Though Phelps has been self-employed for the better part of a decade, she admits that the recent rebrand of her business feels like a whole new venture. She’s in a new city—Los Angeles—working with a new slate of individuals as the founder and CEO of Grand Rising Talent, a newly launched talent agency focused on cultivating and amplifying diverse broadcasters and on-camera experts. 

Phelps calls the decision to enter this new arena a “spiritual decision.” “It's one of those things that’s really hard to quantify when you just have an instinctual pool in a certain direction,” Phelps says of her company’s newest iteration. “But in more tangible terms, I'll say that I saw an opportunity.” 

Prior to a pandemic-spurred move from Harlem to Hollywood, Phelps collaborated with a slate of notables including author, reporter, and Real Housewife of New York's Eboni K. Williams. In her role as a publicist, she enjoyed working on various projects and ideating around how she could take her client’s ideas to the next level. It’s that specific part of the job that helped confirm for Phelps her personal mission. “Entrepreneurship is really challenging,” she admits. “You have to be clear on your mission and why you're doing it.

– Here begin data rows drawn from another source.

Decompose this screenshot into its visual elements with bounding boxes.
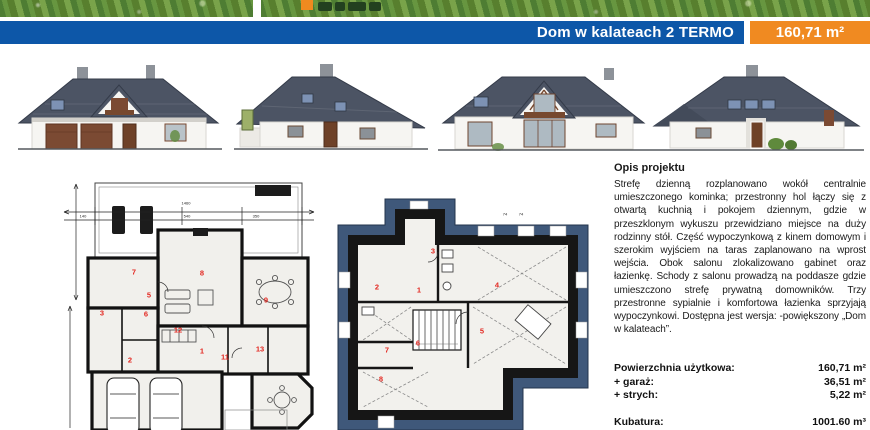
dimension-label: 74	[519, 212, 523, 217]
roof-window	[51, 100, 64, 110]
winter-garden	[242, 110, 253, 130]
grass-photo-banner-right	[261, 0, 870, 17]
spec-row-cubature: Kubatura: 1001.60 m³	[614, 416, 866, 430]
room-number-label: 7	[385, 346, 389, 355]
dormer-window	[534, 94, 555, 114]
roof-window	[762, 100, 775, 109]
publisher-logo-mark	[301, 0, 313, 10]
room-number-label: 12	[174, 326, 182, 335]
attic-floor-plan: 321456787474	[318, 192, 613, 430]
area-value: 160,71 m²	[776, 24, 844, 41]
ground-floor-plan: 789536121111321460540350140	[62, 172, 317, 430]
publisher-logo-fragment	[318, 2, 332, 11]
chimney	[604, 68, 614, 80]
fireplace	[193, 228, 208, 236]
project-title-bar: Dom w kalateach 2 TERMO	[0, 21, 744, 44]
side-door	[324, 122, 337, 147]
garage-door	[81, 124, 112, 149]
roof-window	[745, 100, 758, 109]
entry-door	[123, 124, 136, 149]
room-number-label: 7	[132, 268, 136, 277]
entry-door	[751, 122, 763, 148]
balcony-rail	[524, 112, 565, 118]
elevation-left-side-drawing	[648, 58, 866, 158]
spec-value: 1001.60 m³	[812, 416, 866, 430]
dimension-label: 1460	[182, 201, 191, 206]
project-description: Opis projektu Strefę dzienną rozplanowan…	[614, 162, 866, 336]
window	[288, 126, 303, 137]
spec-table: Powierzchnia użytkowa: 160,71 m² + garaż…	[614, 362, 866, 429]
window	[360, 128, 375, 139]
room-number-label: 9	[264, 296, 268, 305]
elevation-rear-drawing	[436, 58, 651, 158]
dimension-label: 74	[503, 212, 507, 217]
spec-label: Kubatura:	[614, 416, 664, 430]
roof-window	[302, 94, 313, 103]
dimension-label: 350	[253, 214, 260, 219]
pergola	[255, 185, 291, 196]
spec-label: + garaż:	[614, 376, 654, 390]
shutter	[824, 110, 834, 126]
spec-row-attic: + strych: 5,22 m²	[614, 389, 866, 403]
room-number-label: 13	[256, 345, 264, 354]
room-number-label: 3	[431, 247, 435, 256]
roof-window	[728, 100, 741, 109]
area-badge: 160,71 m²	[750, 21, 870, 44]
room-number-label: 1	[200, 347, 204, 356]
room-number-label: 5	[480, 327, 484, 336]
spec-row-usable-area: Powierzchnia użytkowa: 160,71 m²	[614, 362, 866, 376]
catalog-page: { "banner": { "title": "Dom w kalateach …	[0, 0, 870, 430]
publisher-logo-fragment	[335, 2, 345, 11]
spec-label: Powierzchnia użytkowa:	[614, 362, 735, 376]
description-body: Strefę dzienną rozplanowano wokół centra…	[614, 178, 866, 336]
room-number-label: 8	[200, 269, 204, 278]
room-number-label: 6	[416, 339, 420, 348]
room-number-label: 8	[379, 375, 383, 384]
room-number-label: 1	[417, 286, 421, 295]
spec-value: 5,22 m²	[830, 389, 866, 403]
room-number-label: 5	[147, 291, 151, 300]
plant	[170, 130, 180, 142]
elevation-front-drawing	[15, 58, 225, 158]
wall	[240, 128, 262, 147]
dimension-label: 140	[80, 214, 87, 219]
roof	[237, 77, 425, 128]
spec-label: + strych:	[614, 389, 658, 403]
window	[696, 128, 711, 138]
room-number-label: 3	[100, 309, 104, 318]
glass-door	[468, 122, 492, 146]
project-title: Dom w kalateach 2 TERMO	[537, 24, 734, 41]
room-number-label: 4	[495, 281, 499, 290]
balcony-rail	[105, 110, 134, 115]
publisher-logo-fragment	[369, 2, 381, 11]
shrub	[785, 140, 797, 150]
spec-value: 160,71 m²	[818, 362, 866, 376]
spec-row-garage: + garaż: 36,51 m²	[614, 376, 866, 390]
room-number-label: 11	[221, 353, 229, 362]
grass-photo-banner-left	[0, 0, 253, 17]
window	[596, 124, 616, 137]
roof-window	[474, 97, 488, 107]
spec-value: 36,51 m²	[824, 376, 866, 390]
garage-door	[46, 124, 77, 149]
roof-window	[335, 102, 346, 111]
room-number-label: 6	[144, 310, 148, 319]
description-heading: Opis projektu	[614, 162, 866, 174]
room-number-label: 2	[128, 356, 132, 365]
shrub	[768, 138, 784, 150]
dormer-window	[111, 98, 128, 111]
elevation-right-side-drawing	[232, 58, 430, 158]
room-number-label: 2	[375, 283, 379, 292]
publisher-logo-fragment	[348, 2, 366, 11]
dimension-label: 540	[184, 214, 191, 219]
terrace-glass-doors	[524, 120, 565, 147]
stairs	[413, 310, 461, 350]
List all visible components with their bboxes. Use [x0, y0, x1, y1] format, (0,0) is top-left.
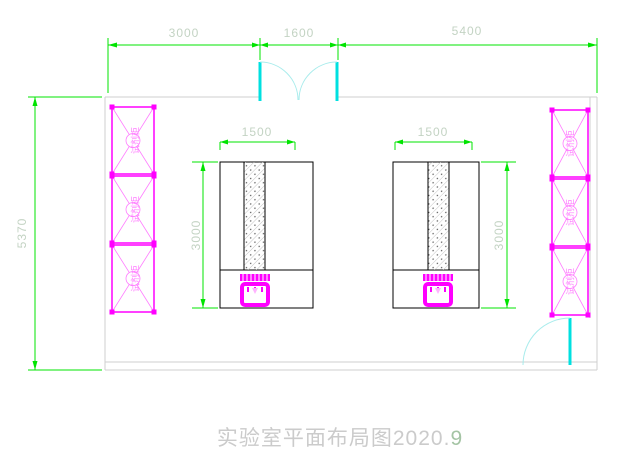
dimension-top-5400: 5400	[437, 24, 497, 38]
door-leaf-right	[336, 62, 339, 101]
dimension-bench-left-depth: 3000	[189, 215, 203, 255]
floorplan-drawing: 3000 1600 5400 5370 1500 1500 3000 3000 …	[0, 0, 619, 469]
cabinet-right-2-label: 试剂柜	[564, 193, 577, 233]
door-swing-arc	[523, 318, 570, 365]
drawing-title: 实验室平面布局图2020.9	[160, 422, 520, 452]
door-leaf	[569, 318, 572, 365]
sink-right	[423, 274, 453, 305]
drawing-title-main: 实验室平面布局图2020.	[217, 427, 451, 450]
dimension-bench-right-width: 1500	[403, 125, 463, 139]
cabinet-left-1-label: 试剂柜	[129, 121, 142, 161]
dimension-top-3000: 3000	[154, 26, 214, 40]
door-leaf-left	[259, 62, 262, 101]
dimension-bench-right-depth: 3000	[492, 215, 506, 255]
cabinet-left-2-label: 试剂柜	[129, 190, 142, 230]
cabinet-right-3-label: 试剂柜	[564, 262, 577, 302]
bench-left-hatch-strip	[244, 162, 265, 270]
floorplan-canvas	[0, 0, 619, 469]
room-walls	[105, 97, 597, 370]
cabinet-right-1-label: 试剂柜	[564, 124, 577, 164]
drawing-title-suffix: 9	[450, 427, 463, 450]
double-door	[259, 62, 339, 101]
bench-left	[220, 162, 313, 308]
cabinet-left-3-label: 试剂柜	[129, 259, 142, 299]
sink-left	[240, 274, 270, 305]
single-door	[523, 318, 572, 365]
dimension-room-height: 5370	[15, 211, 29, 255]
bench-right-hatch-strip	[428, 162, 449, 270]
bench-right	[393, 162, 479, 308]
door-swing-arc-right	[299, 62, 337, 100]
door-swing-arc-left	[260, 62, 298, 100]
dimension-top-1600: 1600	[269, 26, 329, 40]
dimension-bench-left-width: 1500	[227, 125, 287, 139]
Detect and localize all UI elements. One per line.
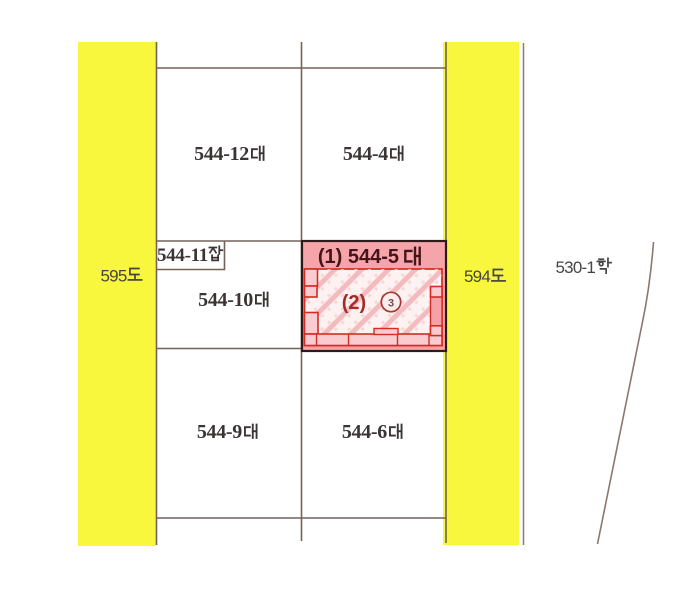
svg-text:544-9: 544-9	[197, 421, 242, 443]
svg-text:(1) 544-5: (1) 544-5	[318, 246, 399, 268]
svg-text:530-1: 530-1	[556, 258, 596, 277]
svg-text:594: 594	[464, 267, 490, 286]
svg-text:544-4: 544-4	[343, 143, 388, 165]
svg-text:544-10: 544-10	[198, 289, 253, 311]
svg-text:3: 3	[388, 298, 394, 310]
svg-text:544-6: 544-6	[342, 421, 387, 443]
svg-text:595: 595	[101, 267, 127, 286]
svg-text:544-12: 544-12	[194, 143, 249, 165]
svg-text:544-11: 544-11	[157, 245, 208, 266]
svg-text:(2): (2)	[342, 292, 366, 314]
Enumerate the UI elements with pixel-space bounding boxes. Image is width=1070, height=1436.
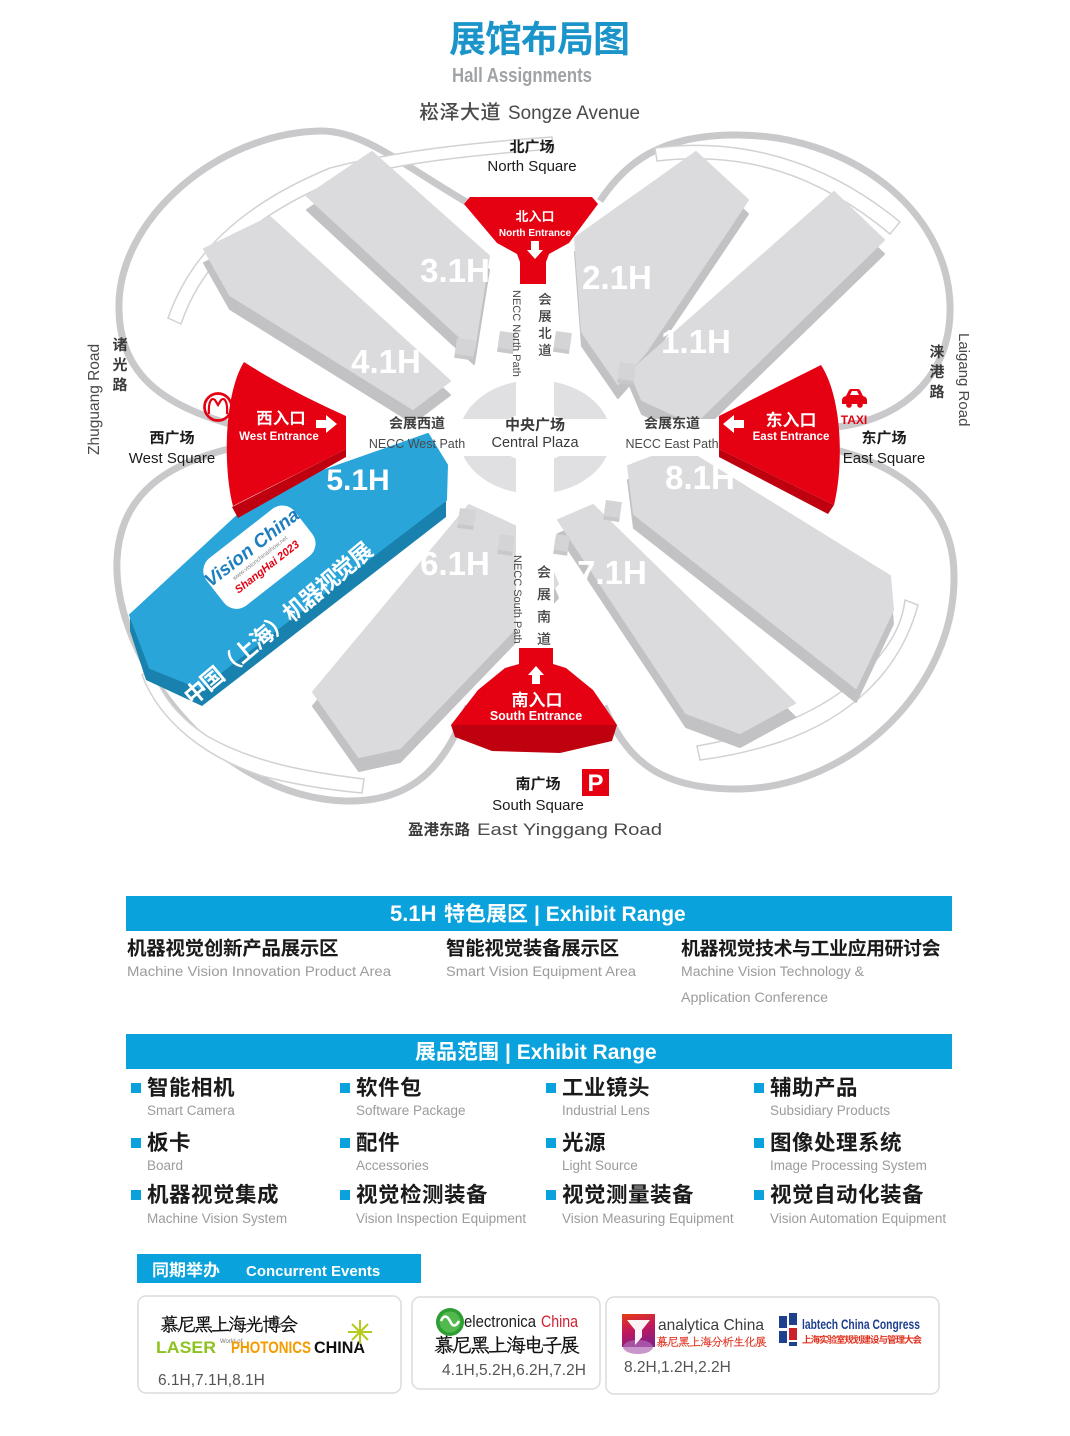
svg-text:West Square: West Square: [129, 450, 215, 467]
svg-text:6.1H: 6.1H: [420, 545, 490, 582]
svg-text:North Entrance: North Entrance: [499, 228, 572, 239]
svg-text:NECC East Path: NECC East Path: [625, 437, 718, 451]
svg-text:East Square: East Square: [843, 450, 926, 467]
svg-text:Image Processing System: Image Processing System: [770, 1158, 927, 1173]
svg-text:Application Conference: Application Conference: [681, 989, 828, 1005]
svg-text:Zhuguang Road: Zhuguang Road: [86, 344, 103, 455]
svg-text:West Entrance: West Entrance: [239, 431, 319, 443]
svg-text:Concurrent Events: Concurrent Events: [246, 1263, 380, 1280]
svg-text:labtech China Congress: labtech China Congress: [802, 1317, 920, 1332]
svg-text:Vision Automation Equipment: Vision Automation Equipment: [770, 1211, 946, 1226]
svg-text:Central Plaza: Central Plaza: [491, 435, 579, 451]
svg-text:2.1H: 2.1H: [582, 259, 652, 296]
svg-text:| Exhibit Range: | Exhibit Range: [534, 903, 686, 926]
svg-text:Software Package: Software Package: [356, 1103, 466, 1118]
svg-text:Subsidiary Products: Subsidiary Products: [770, 1103, 890, 1118]
svg-text:CHINA: CHINA: [314, 1338, 365, 1357]
svg-text:| Exhibit Range: | Exhibit Range: [505, 1041, 657, 1064]
svg-text:NECC West Path: NECC West Path: [369, 437, 465, 451]
svg-text:1.1H: 1.1H: [661, 323, 731, 360]
svg-text:electronica: electronica: [464, 1313, 537, 1331]
svg-text:Industrial Lens: Industrial Lens: [562, 1103, 650, 1118]
svg-text:8.2H,1.2H,2.2H: 8.2H,1.2H,2.2H: [624, 1359, 731, 1376]
svg-text:Accessories: Accessories: [356, 1158, 429, 1173]
svg-text:South Entrance: South Entrance: [490, 709, 582, 723]
svg-text:Smart Vision Equipment Area: Smart Vision Equipment Area: [446, 963, 636, 979]
svg-text:7.1H: 7.1H: [577, 554, 647, 591]
svg-text:Light Source: Light Source: [562, 1158, 638, 1173]
svg-text:East Yinggang Road: East Yinggang Road: [477, 820, 662, 839]
svg-text:5.1H: 5.1H: [326, 464, 389, 497]
svg-text:East Entrance: East Entrance: [753, 431, 830, 443]
svg-text:Machine Vision Innovation Prod: Machine Vision Innovation Product Area: [127, 963, 391, 979]
svg-text:analytica China: analytica China: [658, 1317, 764, 1334]
svg-text:Machine Vision System: Machine Vision System: [147, 1211, 287, 1226]
svg-text:Laigang Road: Laigang Road: [955, 333, 972, 426]
svg-text:North Square: North Square: [487, 158, 576, 175]
svg-text:Vision Inspection Equipment: Vision Inspection Equipment: [356, 1211, 526, 1226]
svg-text:6.1H,7.1H,8.1H: 6.1H,7.1H,8.1H: [158, 1372, 265, 1389]
svg-text:China: China: [541, 1313, 579, 1331]
svg-text:Vision Measuring Equipment: Vision Measuring Equipment: [562, 1211, 734, 1226]
svg-text:LASER: LASER: [156, 1338, 216, 1357]
svg-text:Board: Board: [147, 1158, 183, 1173]
svg-text:4.1H,5.2H,6.2H,7.2H: 4.1H,5.2H,6.2H,7.2H: [442, 1362, 586, 1379]
svg-text:NECC North Path: NECC North Path: [510, 290, 522, 377]
svg-text:Machine Vision Technology &: Machine Vision Technology &: [681, 963, 865, 979]
svg-text:Hall Assignments: Hall Assignments: [452, 65, 592, 87]
svg-text:PHOTONICS: PHOTONICS: [231, 1338, 311, 1357]
svg-text:NECC South Path: NECC South Path: [511, 555, 523, 644]
svg-text:P: P: [587, 770, 603, 797]
svg-text:TAXI: TAXI: [841, 413, 867, 427]
svg-text:Smart Camera: Smart Camera: [147, 1103, 235, 1118]
svg-text:South Square: South Square: [492, 797, 584, 814]
svg-text:4.1H: 4.1H: [351, 343, 421, 380]
svg-text:5.1H: 5.1H: [390, 901, 436, 926]
svg-text:8.1H: 8.1H: [665, 459, 735, 496]
svg-text:3.1H: 3.1H: [420, 252, 490, 289]
svg-text:Songze Avenue: Songze Avenue: [508, 103, 640, 124]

You've got to have your ‘why’ because there's going to be a lot of things that happen every day that try to get in the way of it.” 

That “why” is now helping to position the newly minted Angeleno as a formidable talent agent in a predominantly white industry. According to career platform Zippia, white talent agents make up 68.5 percent of all talent agents. Comparatively, just 10.5 percent of talent agents identify as Black or African American. For years, Hollywood has been called out for its lack of representation in all facets of the entertainment industry. But with such few Black talent agents in the City of Angels, there are even fewer Black women running their own talent agency. 

“Once I got here and started tapping into my network, conversations about the lack of diverse agents kept coming up more and more and more,” says Phelps. “I was hearing from a lot of talent that weren’t really satisfied with how they were being represented or the options that were available to them.” 

Over the years, Phelps says several clients, broadcaster friends and acquaintances suggested that she dip her toe into the talent representation. But it was only after moving to LA, that the reasons became clear. “I realized there was an opportunity to pivot my business and really expand it to become a licensed agency,” Phelps explains. “And part of that is because, in California, there's just a really clear distinction between agents, managers and publicists, under California law, which tends to be the governing law in the entertainment and television industry. Under California law, if you are executing deals for anybody that involves payment of money, that's really agent territory.” 

Since moving to the West Coast, Phelps has been grinding day and night, advocating for talent from diverse, intersectional backgrounds, including communities of color and LGBTQ+ identities. Though the burgeoning business owner and board member at Outfest, admits that some days are more challenging than others, she continues to bet on herself and channel the fortitude that has gotten her thus far.

“It’s funny because one of my great collaborators in the industry, Eboni K. Williams, likes to say that I'm an emancipator of talent,” Phelps quips. “And I’ve really leaned into that because it speaks to who I am at my core. I'm literally the descendant of people from the Underground Railroad. That’s my inspiration. I'm always drawing back to that. In everything I remind myself that I’m literally their dreams, realized.”